Geschichte[Bearbeiten | Quelltext bearbeiten]

Bis 2018 wurde der Begriff G-Judo in Deutschland verwendet. Der Internationale Begriff „ID“ steht hier für „intellectual disability“. Nach heutigem Stand wurde ID-Judo in den Niederlanden entwickelt. Die freie Übersetzung wird oft mit: „Judo mit einem Handicap“ oder auch: „Gehandicapt Judo“ benannt. In Deutschland wird ID-Judo seit Ende der 1970er Jahre praktiziert.[2] Vorreiter dabei waren in Deutschland Lothar und Erika Claßen vom Judoclub Grenzach-Wyhlen[3] und in Bayern Alwin Brenner von den Sportfreunden Harteck München.[4][5]

Unterschiede zum regulären Judo[Bearbeiten | Quelltext bearbeiten]

Die Regeln des ID-Judo wurden auf die Besonderheit der geistigen Behinderung der Athletinnen und Athleten angepasst. Würge- und Hebeltechniken sind dabei verboten. Der Griff um den Hals und darauf folgende Würfe werden nicht gewertet.

Die Einteilung finden nach einer Skill-Bewertung, in unterschiedenen Wettkampfklassen statt. In Deutschland sind das die drei Wettkampfklassen: Wk I, Wk II und Wk III

Die Wk I–III Bezeichnung in der Vergangenheit:

Wk I Judoka, die aufgrund ihrer Behinderung auch mit nicht behinderten Judoka trainieren und Judo-Techniken gut umsetzen können. Diese Judoka können 80 bis 100 % der im Judo-Skill-Test beschriebenen Techniken ausführen. Das Verständnis der Sportart Judo und das Ziel des Wettbewerbes ist diesen Athleten einsichtig.

Wk II Judoka, die aufgrund ihrer Behinderung Judo-Techniken eingeschränkt umsetzen können und in Behindertengruppen trainieren. Diese Judoka können 50 bis 80 % der im Judo-Skill-Test beschriebenen Techniken ausführen. Das Verständnis der Sportart Judo und das Ziel des Wettbewerbes ist diesen Athleten im Grundsatz bekannt.

Wk III Judoka, die aufgrund ihrer Behinderung Judo mehr als Spielform ausüben. Diese Judoka können weniger als 50 % der im Judo-Skill-Test beschriebenen Techniken ausführen. Das Verständnis der Sportart Judo und das Ziel des Wettbewerbes ist diesen Athleten in der Regel nur eingeschränkt verständlich.
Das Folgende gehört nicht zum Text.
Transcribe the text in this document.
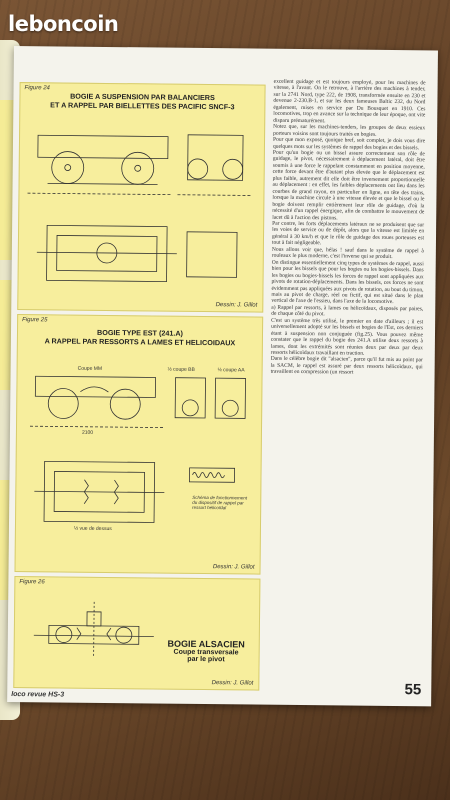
Figure 24
BOGIE A SUSPENSION PAR BALANCIERS
ET A RAPPEL PAR BIELLETTES DES PACIFIC SNCF-3
Dessin: J. Gillot
Figure 25
BOGIE TYPE EST (241.A)
A RAPPEL PAR RESSORTS A LAMES ET HELICOIDAUX
Coupe MM	½ coupe BB	½ coupe AA
2100
½ vue de dessus
Schéma de fonctionnement du dispositif de rappel par ressort hélicoïdal
Dessin: J. Gillot
Figure 26
BOGIE ALSACIEN
Coupe transversale
par le pivot
Dessin: J. Gillot

excellent guidage et est toujours employé, pour les machines de vitesse, à l'avant. On le retrouve, à l'arrière des machines à tender, sur la 2741 Nord, type 222, de 1908, transformée ensuite en 230 et devenue 2-230.B-1, et sur les deux fameuses Baltic 232, du Nord également, mises en service par Du Bousquet en 1910. Ces locomotives, trop en avance sur la technique de leur époque, ont vite disparu prématurément.

Notez que, sur les machines-tenders, les groupes de deux essieux porteurs voisins sont toujours traités en bogies.

Pour que mon exposé, quoique bref, soit complet, je dois vous dire quelques mots sur les systèmes de rappel des bogies et des bissels.

Pour qu'un bogie ou un bissel assure correctement son rôle de guidage, le pivot, nécessairement à déplacement latéral, doit être soumis à une force le rappelant constamment en position moyenne, cette force devant être d'autant plus élevée que le déplacement est plus faible, autrement dit elle doit être inversement proportionnelle au déplacement : en effet, les faibles déplacements ont lieu dans les courbes de grand rayon, en particulier en ligne, en tête des trains, lorsque la machine circule à une vitesse élevée et que le bissel ou le bogie doivent remplir entièrement leur rôle de guidage, d'où la nécessité d'un rappel énergique, afin de combattre le mouvement de lacet dû à l'action des pistons.

Par contre, les forts déplacements latéraux ne se produisent que sur les voies de service ou de dépôt, alors que la vitesse est limitée en général à 30 km/h et que le rôle de guidage des roues porteuses est tout à fait négligeable.

Nous allons voir que, hélas ! sauf dans le système de rappel à rouleaux le plus moderne, c'est l'inverse qui se produit.

On distingue essentiellement cinq types de systèmes de rappel, aussi bien pour les bissels que pour les bogies ou les bogies-bissels. Dans les bogies ou bogies-bissels les forces de rappel sont appliquées aux pivots de rotation-déplacements. Dans les bissels, ces forces ne sont évidemment pas appliquées aux pivots de rotation, au bout du timon, mais au pivot de charge, réel ou fictif, qui est situé dans le plan vertical de l'axe de l'essieu, dans l'axe de la locomotive.

a) Rappel par ressorts, à lames ou hélicoïdaux, disposés par paires, de chaque côté du pivot.

C'est un système très utilisé, le premier en date d'ailleurs ; il est universellement adopté sur les bissels et bogies de l'Est, ces derniers étant à suspension non conjuguée (fig.25). Vous pouvez même constater que le rappel du bogie des 241.A utilise deux ressorts à lames, dont les extrémités sont réunies deux par deux par deux ressorts hélicoïdaux travaillant en traction.

Dans le célèbre bogie dit "alsacien", parce qu'il fut mis au point par la SACM, le rappel est assuré par deux ressorts hélicoïdaux, qui travaillent en compression (un ressort

loco revue HS-3	55
leboncoin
Die Wk I–III Bezeichnung nach aktuellen Stand (1. Januar 2019):[6]

Wettkampfklasse I
ID-Judoka, die auch mit nicht behinderten Judoka trainieren und Judo-Techniken gut umsetzen können
Das Verständnis der Sportart Judo und das Ziel des Wettbewerbes ist diesen Athleten einsichtig.
Wettkampfklasse II
ID-Judoka, die Judo-Techniken eingeschränkt umsetzen können und in Behindertengruppen trainieren
Das Verständnis der Sportart Judo und das Ziel des Wettbewerbes ist diesen Athleten im Grundsatz bekannt.
Wettkampfklasse III
ID-Judoka, die Judo mehr als Spielform ausüben
Das Verständnis der Sportart Judo und das Ziel des Wettbewerbes ist diesen Athleten in der Regel nur eingeschränkt verständlich.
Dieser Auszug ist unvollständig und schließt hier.